Die Kraft-Wärme-Kopplung (KWK) ist eine sehr effiziente und zugleich die am meisten unterschätzte Form der Energiegewinnung. Prinzip der KWK ist es, bei der Umwandlung eines Primärenergieträgers Strom und Wärme gleichzeitig zu nutzen. In den Kraftwerken wird also der entstehende Strom eingespeist und zugleich die anfallende Wärme zum Beheizen von Gebäuden oder für industrielle Prozesse verwendet.  Bei größerer Entfernung eines Kraftwerks von den entsprechenden Siedlungen ist dazu ein Fernwärmenetz nötig. 

Durch die kombinierte Nutzung der elektrischen und der Wärmeenergie erreichen Kraftwerke mit Kraft-Wärme-Kopplung einen sehr hohen Wirkungsgrad. Ein weiterer großer Vorteil der KWK besteht darin, dass sie auch in kleinen und mittelgroßen Kraftwerken eingesetzt werden kann. Diese Blockheizkraftwerke (BHKW) können näher am Ort des Wärmeverbrauchs stehen, etwa in den Kellern von Häusern oder Wohnblöcken, wodurch die aufwendige und verlustreiche Leitung der Wärme über weitere Entfernungen entfällt.

BHKW sind hocheffizient und passen in jeden Gebäudekeller, Bild: Marcel Mayer / Flickr (cc)

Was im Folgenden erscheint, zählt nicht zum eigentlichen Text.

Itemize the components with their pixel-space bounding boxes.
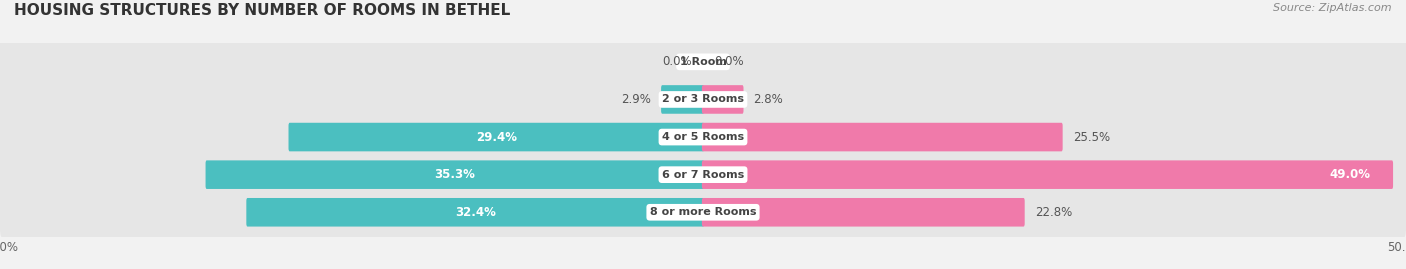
Text: 22.8%: 22.8% bbox=[1035, 206, 1071, 219]
Text: 25.5%: 25.5% bbox=[1073, 130, 1109, 144]
Text: 2.8%: 2.8% bbox=[754, 93, 783, 106]
FancyBboxPatch shape bbox=[702, 123, 1063, 151]
FancyBboxPatch shape bbox=[0, 148, 1406, 202]
Text: 29.4%: 29.4% bbox=[475, 130, 517, 144]
Text: 2 or 3 Rooms: 2 or 3 Rooms bbox=[662, 94, 744, 104]
FancyBboxPatch shape bbox=[288, 123, 704, 151]
FancyBboxPatch shape bbox=[702, 160, 1393, 189]
FancyBboxPatch shape bbox=[246, 198, 704, 226]
FancyBboxPatch shape bbox=[0, 72, 1406, 126]
Text: HOUSING STRUCTURES BY NUMBER OF ROOMS IN BETHEL: HOUSING STRUCTURES BY NUMBER OF ROOMS IN… bbox=[14, 3, 510, 18]
Text: 35.3%: 35.3% bbox=[434, 168, 475, 181]
FancyBboxPatch shape bbox=[702, 85, 744, 114]
Text: 0.0%: 0.0% bbox=[714, 55, 744, 68]
Text: 0.0%: 0.0% bbox=[662, 55, 692, 68]
Text: 6 or 7 Rooms: 6 or 7 Rooms bbox=[662, 170, 744, 180]
Text: Source: ZipAtlas.com: Source: ZipAtlas.com bbox=[1274, 3, 1392, 13]
FancyBboxPatch shape bbox=[0, 185, 1406, 239]
FancyBboxPatch shape bbox=[0, 35, 1406, 89]
FancyBboxPatch shape bbox=[0, 110, 1406, 164]
FancyBboxPatch shape bbox=[205, 160, 704, 189]
Text: 8 or more Rooms: 8 or more Rooms bbox=[650, 207, 756, 217]
FancyBboxPatch shape bbox=[702, 198, 1025, 226]
Text: 49.0%: 49.0% bbox=[1330, 168, 1371, 181]
Text: 1 Room: 1 Room bbox=[679, 57, 727, 67]
FancyBboxPatch shape bbox=[661, 85, 704, 114]
Text: 32.4%: 32.4% bbox=[454, 206, 496, 219]
Text: 4 or 5 Rooms: 4 or 5 Rooms bbox=[662, 132, 744, 142]
Text: 2.9%: 2.9% bbox=[621, 93, 651, 106]
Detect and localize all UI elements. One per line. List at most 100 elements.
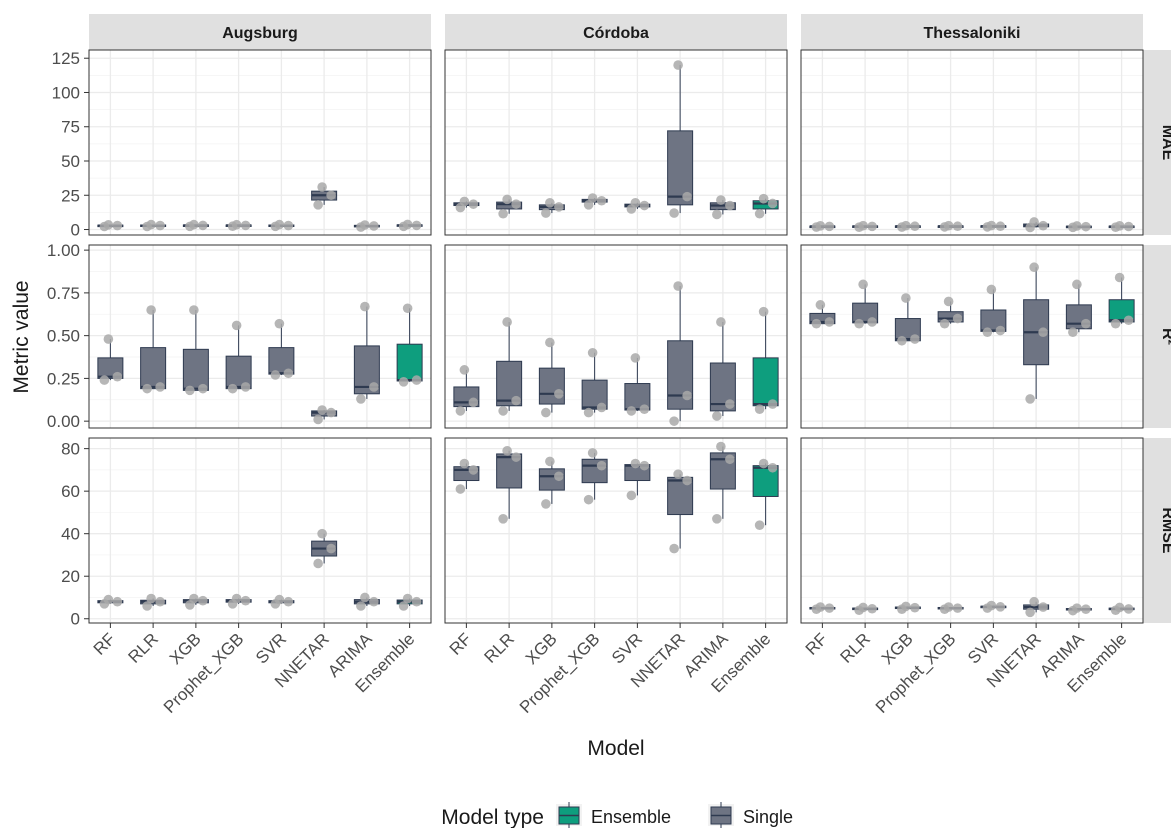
data-point bbox=[725, 454, 735, 465]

Sinnvolle Ergänzung der Erneuerbaren

Kleine und mittelgroße BHKW, die relativ flexibel hoch- und heruntergefahren werden können, eignen sich hervorragend als Ergänzung des fluktuierenden Stroms aus Windenergie- und Solaranlagen. In dieser Funktion würde sich ihr Betrieb nicht wie bislang üblich am Wärmebedarf, sondern am anfallenden Strombedarf orientieren, was eine Ergänzung der Anlagen mit einem Wärmespeicher sinnvoll macht. Ein bekanntes Modell für den großflächigen Einsatz von BHKW mit Wärmespeicher ist das ZuhauseKraftwerk der Firma Lichtblick mit einem Gesamtwirkungsgrad von über 90 %. Werden viele kleine dezentrale Erzeugungseinheiten gemeinsam gesteuert, spricht man auch von einem virtuellen Kraftwerk.

Die KWK hat in Deutschland für die nächsten Jahre ein großes Potenzial und bringt einige entscheidende Vorteile mit: Flexibel regelbare BHKW sind derzeit eine deutlich kostengünstigere Alternative zu allen diskutierten Speichertechnologien, da sie den benötigten Strom jederzeit auch kurzfristig zur Verfügung stellen können. Außerdem sind sie hocheffizient und relativ schnell realisierbar. Daher können sie für die nächsten Jahre sinnvolles Element eines dezentralen Energiesystems sein und dafür sorgen, dass weniger neue Stromleitungen gebaut werden müssen.

Novelle des KWK-Gesetzes

Wegen dieser Vorteile sollten die Potenziale der KWK auch im Rahmen der Energiewende stärker ausgeschöpft werden. Das KWK-Gesetz wurde 2012 noch einmal novelliert und die Einführung von Wärmespeichern einbezogen. Im Gesetz ist außerdem eine Zielvorgabe für einen Anteil von KWK-Strom an der gesamten Strommenge von 25 % festgeschrieben. Allerdings ist die geplante finanzielle Förderung für den Einbau von Wärmespeichern noch zu niedrig. Der BUND schlägt die Einführung eines „Ausgleichsbonus“ vor, der dann gezahlt wird, wenn KWK-Anlagen in wind- und sonnenarmen Zeiten die Stromlücke füllen. Nach wissenschaftlichen Berechnungen ist eine zeitlich flexible Erhöhung des Einspeisetarifs um 2 ct / kWh ausreichend, um die Investitionen für den Bau von Wärmespeichern und die geringeren Laufzeiten der „Ergänzungsanlagen“ wirtschaftlich attraktiv zu machen.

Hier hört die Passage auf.